Beatty, the chair of the Congressional Black Caucus, participated in a small rally alongside 12 activists outside the Supreme Court building before marching to Hart, singing songs including “We Shall Overcome” and “This Little Light of Mine.”
After a warning from police to clear the area, Beatty was the first person arrested. Other members of the group were also arrested.
The Ohio Democrat shared photos of herself being zip-tied on her Twitter account with the caption, “Let the people vote. Fight for justice,” subsequently tweeting, “#GoodTrouble,” a reference to the late Rep. John Lewis, a Georgia Democrat who served as a civil rights icon for his 60-plus years of social activism.
“I stand in solidarity with the Black women and allies across the country in defense of our constitutional right to vote,” Beatty said in a statement posted to her Twitter account after her arrest. “We have come too far and fought too hard to see everything systematically dismantled and restricted by those who wish to silence us. Be assured that this is just the beginning. This is Our Power, Our Message.”

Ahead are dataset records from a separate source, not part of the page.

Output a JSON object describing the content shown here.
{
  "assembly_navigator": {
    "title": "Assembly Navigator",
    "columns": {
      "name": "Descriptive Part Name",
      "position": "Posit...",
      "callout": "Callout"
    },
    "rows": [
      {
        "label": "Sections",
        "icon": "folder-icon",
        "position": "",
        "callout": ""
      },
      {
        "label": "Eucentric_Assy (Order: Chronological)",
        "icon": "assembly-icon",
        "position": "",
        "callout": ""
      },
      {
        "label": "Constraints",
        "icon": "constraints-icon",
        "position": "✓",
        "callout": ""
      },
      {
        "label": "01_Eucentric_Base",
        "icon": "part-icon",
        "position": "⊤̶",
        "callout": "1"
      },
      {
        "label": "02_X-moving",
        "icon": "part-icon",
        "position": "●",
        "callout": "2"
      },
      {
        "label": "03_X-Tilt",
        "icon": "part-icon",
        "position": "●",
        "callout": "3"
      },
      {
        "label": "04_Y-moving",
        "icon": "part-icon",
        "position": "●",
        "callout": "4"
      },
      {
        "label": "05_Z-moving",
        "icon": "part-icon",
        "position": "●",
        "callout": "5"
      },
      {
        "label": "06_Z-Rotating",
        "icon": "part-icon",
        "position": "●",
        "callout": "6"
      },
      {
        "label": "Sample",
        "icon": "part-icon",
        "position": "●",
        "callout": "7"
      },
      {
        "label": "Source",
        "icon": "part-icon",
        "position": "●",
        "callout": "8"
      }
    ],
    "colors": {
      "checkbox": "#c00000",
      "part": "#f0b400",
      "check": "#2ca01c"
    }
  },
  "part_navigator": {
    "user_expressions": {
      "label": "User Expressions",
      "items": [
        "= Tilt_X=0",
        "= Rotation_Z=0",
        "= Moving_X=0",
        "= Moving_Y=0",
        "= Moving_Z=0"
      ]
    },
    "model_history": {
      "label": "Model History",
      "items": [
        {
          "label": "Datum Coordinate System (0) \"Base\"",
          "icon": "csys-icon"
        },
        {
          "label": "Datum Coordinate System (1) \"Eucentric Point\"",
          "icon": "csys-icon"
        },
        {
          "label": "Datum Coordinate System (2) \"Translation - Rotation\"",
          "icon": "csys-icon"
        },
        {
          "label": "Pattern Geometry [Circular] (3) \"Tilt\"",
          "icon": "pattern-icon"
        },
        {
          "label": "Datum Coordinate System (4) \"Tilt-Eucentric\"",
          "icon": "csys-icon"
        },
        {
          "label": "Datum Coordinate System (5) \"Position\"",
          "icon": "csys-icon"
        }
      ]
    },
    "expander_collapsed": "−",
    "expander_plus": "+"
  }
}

Thursday’s rally was part of an event called “Speak Out: Call to Action Day on Capitol Hill,” according to a release from Beatty’s office ahead of the protest.
Some of the demonstrators were wearing shirts saying, “Protect Our Voting Rights” and “Black Voters Matter.” Once they had entered Hart through the magnetometers and marched about halfway around the atrium, they stopped and chanted in favor of passing the For the People Act — a sweeping elections bill that Democrats hope will counter GOP efforts to curb voting rights in the states following the 2020 election.
The Democratic legislation passed the House earlier this year but was blocked by Republicans in the Senate in late June. Protesters also chanted, “End the filibuster.” Removing the legislative hurdle would allow Democrats to pass legislation in the chamber with a simple majority.